Inquiry was not new to us. We had long since isolated through shifting densities light’s lightning turns, refractory quirks, and strangely confident bends impromptu and for all the world like thought—light’s fantasies or dreams no less! These we had plans to guide through staggered densities prism’d to sooner or later get back to us so that
refract
might come round to mean
reflect.
Until one day, angling and bending in hope of mastery, we grandly thought light’s refracting mediums no other than ourselves. Yet now the sound of voicing such insight shed light
in
us. Right down inside us. So light, losing mass to us inward, must find itself as if anew. Thus received in us, it must be in us conserved.

"Kept
in its place," did we already remember saying? Its speed stayed constant even now, and if we now first surmised that, like its speed constant to all passing points of view, we could have our light and be it too, we still could not for sure maintain in bulk the illumination now shedding itself inwardly. We looked out on others of us and at our stars and at light’s bent through our waters and slow motions, and entertaining the possibility that we might through adaptation experience the first angelic senility. We looked inward and felt curious. We thought not just that if light never slows nor speeds up how can it be us?, but since its sacred speed seems an unalterable inertia, why not an inertia of
no
motion? For we already remembered we had been told that we might make it
stop.

Stop? But be itself. Let light, say, stop with us and be a pause.

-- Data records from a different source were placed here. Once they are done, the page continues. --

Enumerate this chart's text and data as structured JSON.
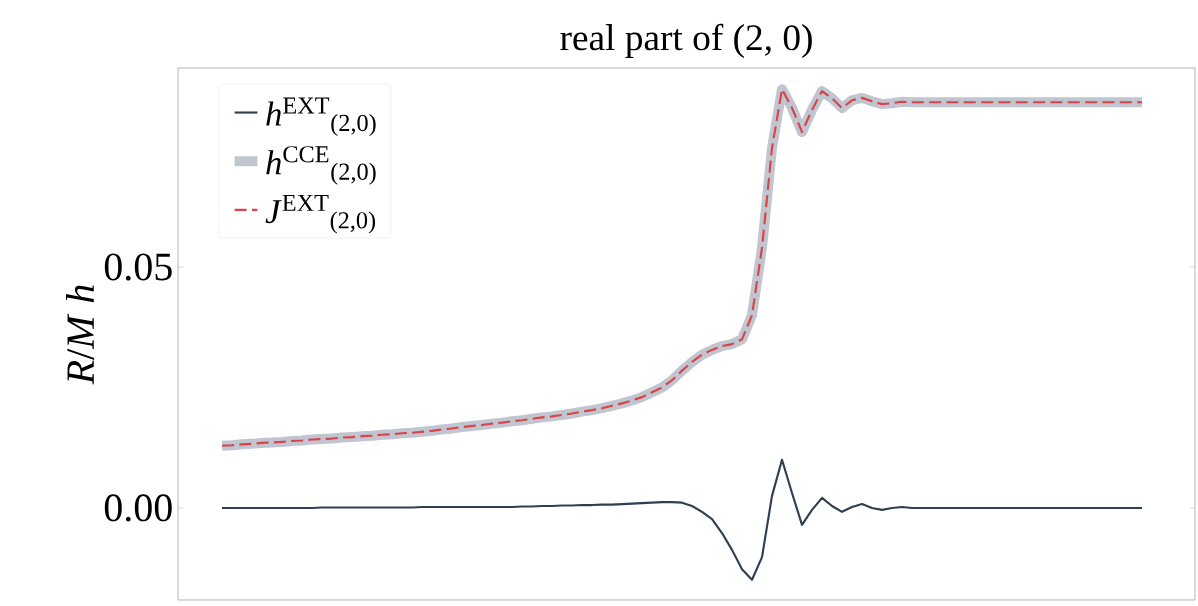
{
  "chart_data": {
    "type": "line",
    "title": "real part of (2, 0)",
    "ylabel": "*R*/*M* *h*",
    "categories": [
      null,
      null,
      null,
      null,
      null,
      null,
      null,
      null,
      null,
      null,
      null,
      null,
      null,
      null,
      null,
      null,
      null,
      null,
      null,
      null,
      null,
      null,
      null,
      null,
      null,
      null,
      null,
      null,
      null,
      null,
      null,
      null,
      null,
      null,
      null,
      null,
      null,
      null,
      null,
      null,
      null,
      null,
      null,
      null,
      null,
      null,
      null,
      null,
      null,
      null,
      null,
      null,
      null,
      null,
      null,
      null,
      null,
      null,
      null,
      null,
      null,
      null,
      null,
      null,
      null,
      null,
      null,
      null,
      null,
      null,
      null,
      null,
      null,
      null,
      null,
      null,
      null,
      null,
      null,
      null,
      null,
      null,
      null,
      null,
      null,
      null,
      null,
      null,
      null,
      null,
      null,
      null,
      null
    ],
    "series": [
      {
        "name": "*h*$^{EXT}$$_{(2,0)}$",
        "color": "#2e3f52",
        "line_style": "solid",
        "values": [
          0,
          0,
          0,
          0,
          0,
          0,
          0,
          0,
          0,
          0,
          0.0001,
          0.0001,
          0.0001,
          0.0001,
          0.0001,
          0.0001,
          0.0001,
          0.0001,
          0.0001,
          0.0001,
          0.0002,
          0.0002,
          0.0002,
          0.0002,
          0.0002,
          0.0002,
          0.0002,
          0.0002,
          0.0002,
          0.0002,
          0.0003,
          0.0003,
          0.0004,
          0.0004,
          0.0005,
          0.0005,
          0.0006,
          0.0006,
          0.0007,
          0.0007,
          0.0008,
          0.0009,
          0.001,
          0.0011,
          0.0012,
          0.0012,
          0.0011,
          0.0004,
          -0.0008,
          -0.0023,
          -0.0052,
          -0.0087,
          -0.0127,
          -0.0149,
          -0.0102,
          0.0025,
          0.01,
          0.0031,
          -0.0035,
          -0.0004,
          0.0021,
          0.0004,
          -0.0008,
          0.0002,
          0.0008,
          0,
          -0.0004,
          0,
          0.0002,
          0,
          0,
          0,
          0,
          0,
          0,
          0,
          0,
          0,
          0,
          0,
          0,
          0,
          0,
          0,
          0,
          0,
          0,
          0,
          0,
          0,
          0,
          0,
          0
        ]
      },
      {
        "name": "*h*$^{CCE}$$_{(2,0)}$",
        "color": "#c0c5cf",
        "line_style": "solid",
        "values": [
          0.0129,
          0.013,
          0.0132,
          0.0133,
          0.0135,
          0.0136,
          0.0137,
          0.0139,
          0.014,
          0.0142,
          0.0143,
          0.0144,
          0.0146,
          0.0147,
          0.0149,
          0.015,
          0.0152,
          0.0153,
          0.0155,
          0.0156,
          0.0158,
          0.016,
          0.0163,
          0.0165,
          0.0168,
          0.017,
          0.0172,
          0.0175,
          0.0177,
          0.018,
          0.0182,
          0.0185,
          0.0188,
          0.019,
          0.0193,
          0.0196,
          0.02,
          0.0203,
          0.0207,
          0.0212,
          0.0217,
          0.0223,
          0.023,
          0.024,
          0.025,
          0.0265,
          0.0285,
          0.0303,
          0.0318,
          0.0328,
          0.0336,
          0.034,
          0.035,
          0.04,
          0.054,
          0.0747,
          0.0869,
          0.083,
          0.078,
          0.0826,
          0.0865,
          0.085,
          0.083,
          0.0846,
          0.0851,
          0.0844,
          0.0838,
          0.084,
          0.0843,
          0.0842,
          0.0842,
          0.0842,
          0.0842,
          0.0842,
          0.0842,
          0.0842,
          0.0842,
          0.0842,
          0.0842,
          0.0842,
          0.0842,
          0.0842,
          0.0842,
          0.0842,
          0.0842,
          0.0842,
          0.0842,
          0.0842,
          0.0842,
          0.0842,
          0.0842,
          0.0842,
          0.0842
        ]
      },
      {
        "name": "*J*$^{EXT}$$_{(2,0)}$",
        "color": "#d9434a",
        "line_style": "dashed",
        "values": [
          0.0129,
          0.013,
          0.0132,
          0.0133,
          0.0135,
          0.0136,
          0.0137,
          0.0139,
          0.014,
          0.0142,
          0.0143,
          0.0144,
          0.0146,
          0.0147,
          0.0149,
          0.015,
          0.0152,
          0.0153,
          0.0155,
          0.0156,
          0.0158,
          0.016,
          0.0163,
          0.0165,
          0.0168,
          0.017,
          0.0172,
          0.0175,
          0.0177,
          0.018,
          0.0182,
          0.0185,
          0.0188,
          0.019,
          0.0193,
          0.0196,
          0.02,
          0.0203,
          0.0207,
          0.0212,
          0.0217,
          0.0223,
          0.023,
          0.024,
          0.025,
          0.0265,
          0.0285,
          0.0303,
          0.0318,
          0.0328,
          0.0336,
          0.034,
          0.035,
          0.04,
          0.054,
          0.0747,
          0.0869,
          0.083,
          0.078,
          0.0826,
          0.0865,
          0.085,
          0.083,
          0.0846,
          0.0851,
          0.0844,
          0.0838,
          0.084,
          0.0843,
          0.0842,
          0.0842,
          0.0842,
          0.0842,
          0.0842,
          0.0842,
          0.0842,
          0.0842,
          0.0842,
          0.0842,
          0.0842,
          0.0842,
          0.0842,
          0.0842,
          0.0842,
          0.0842,
          0.0842,
          0.0842,
          0.0842,
          0.0842,
          0.0842,
          0.0842,
          0.0842,
          0.0842
        ]
      }
    ],
    "ylim": [
      -0.0191,
      0.0913
    ],
    "yticks": [
      {
        "value": 0,
        "label": "0.00"
      },
      {
        "value": 0.05,
        "label": "0.05"
      }
    ],
    "grid": false,
    "legend": "top left",
    "marker": "none",
    "tick_labels": "y"
  }
}
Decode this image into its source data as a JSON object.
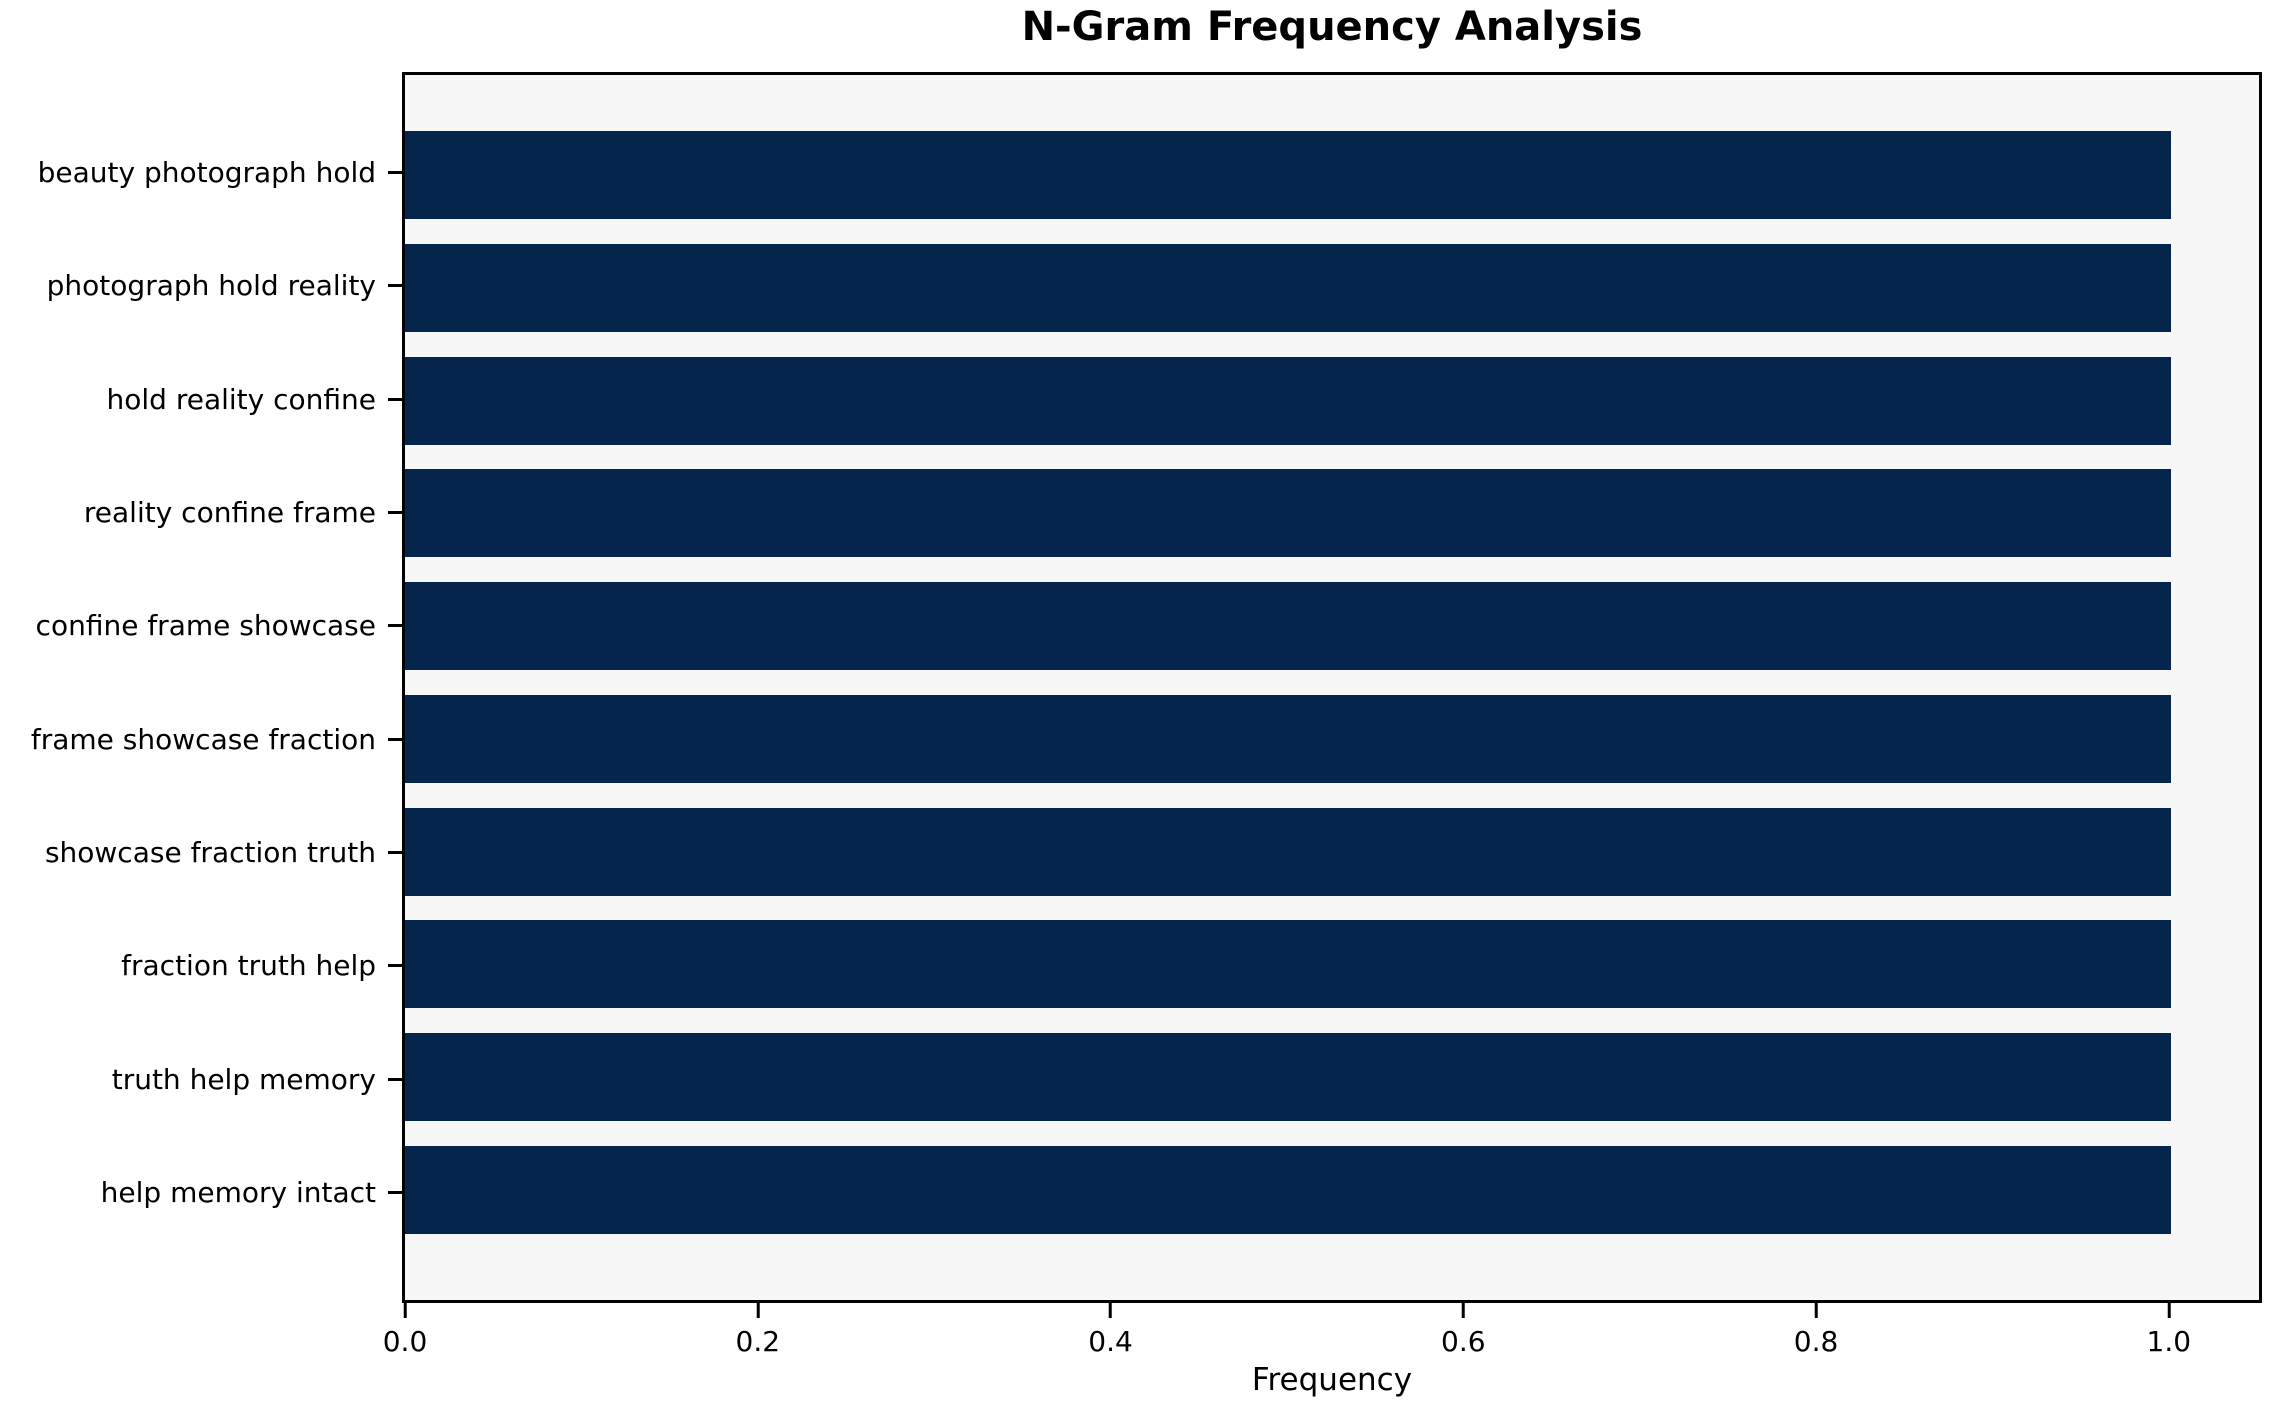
{
  "chart_data": {
    "type": "bar",
    "orientation": "horizontal",
    "title": "N-Gram Frequency Analysis",
    "xlabel": "Frequency",
    "ylabel": "",
    "categories": [
      "beauty photograph hold",
      "photograph hold reality",
      "hold reality confine",
      "reality confine frame",
      "confine frame showcase",
      "frame showcase fraction",
      "showcase fraction truth",
      "fraction truth help",
      "truth help memory",
      "help memory intact"
    ],
    "values": [
      1.0,
      1.0,
      1.0,
      1.0,
      1.0,
      1.0,
      1.0,
      1.0,
      1.0,
      1.0
    ],
    "xlim": [
      0.0,
      1.05
    ],
    "x_ticks": [
      "0.0",
      "0.2",
      "0.4",
      "0.6",
      "0.8",
      "1.0"
    ],
    "x_tick_values": [
      0.0,
      0.2,
      0.4,
      0.6,
      0.8,
      1.0
    ],
    "grid": false,
    "legend": null,
    "bar_color": "#05254d",
    "plot_bg_color": "#f7f7f7",
    "figure_bg_color": "#ffffff",
    "axis_color": "#000000"
  }
}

And we half-listen, breathing, and with half ourselves wonder if it is by some awful standard exactly half. We can go in the front or back, the top, the bottom, one curve or another, or segment or seam or width of century, city, apartment house, gossip network, weather-station system doubling as arms-control monitoring grid, newly designed head, articulate structure that can accommodate a multiplicity of small-scale units, one gets the idea—though what about the long hills of soil turned over by hands? now this is small-scale agricultural homework inefficient and wasteful to one vision, body and soul by another,
these
hills are ours too and content to be not a model of the whole but a piece of Earth that’s one of many places we might be reflected, while some of us may be found elsewhere trouble-shooting to see where sunspots cross depression, high belts of auras fuel deep quests for the power source we were always meant to have, the gods told us through holes quietly drilled in our heads, if we could only look at it and see it, that power source which may be mere talent for prophecy. We’ve got a multiple child that’s equal to anything, exploring it, researching it, playing around with it—the harvest cycle, and Maunder Minimum rotation, deep steam from Earth’s magnetic engine, pure clean power from nuclear (say after us) Fusion, the race to find the tack to harness the void, for that’s where the power is.

Which Jim Mayn in later life listens to. At least there’s the machine and there he is, the tape recorder on the table and he’s sitting by it, used to being two or so places at once, staring along the desk at a picture of a global weather network.

Why has this life happened to him? Questions threaten to be unearned questions. He’s a guy—oh that explains everything!—a little more independent, more up on things by virtue of his work which he works hard at but at a leisurely slope. But why has
what
happened?

Nothing much. But a turn that your head takes and you aren’t all there for a while. I mean you can work out, go to a movie, have dinner with a lady, take your plane, or like now hear the flown-in tape, make a note or two, stare at the sphereful of weather stations doubling as other centers: But he’s looking down at it, the globe with little towers like a satellite’s antennae, a Christmas orange that grandma’s just getting started sticking with twig-hard little cloves the ends blunt so she has to bear down against her own flesh; but wait: that pomander’s a secretly familiar obstacle to this uncanny other.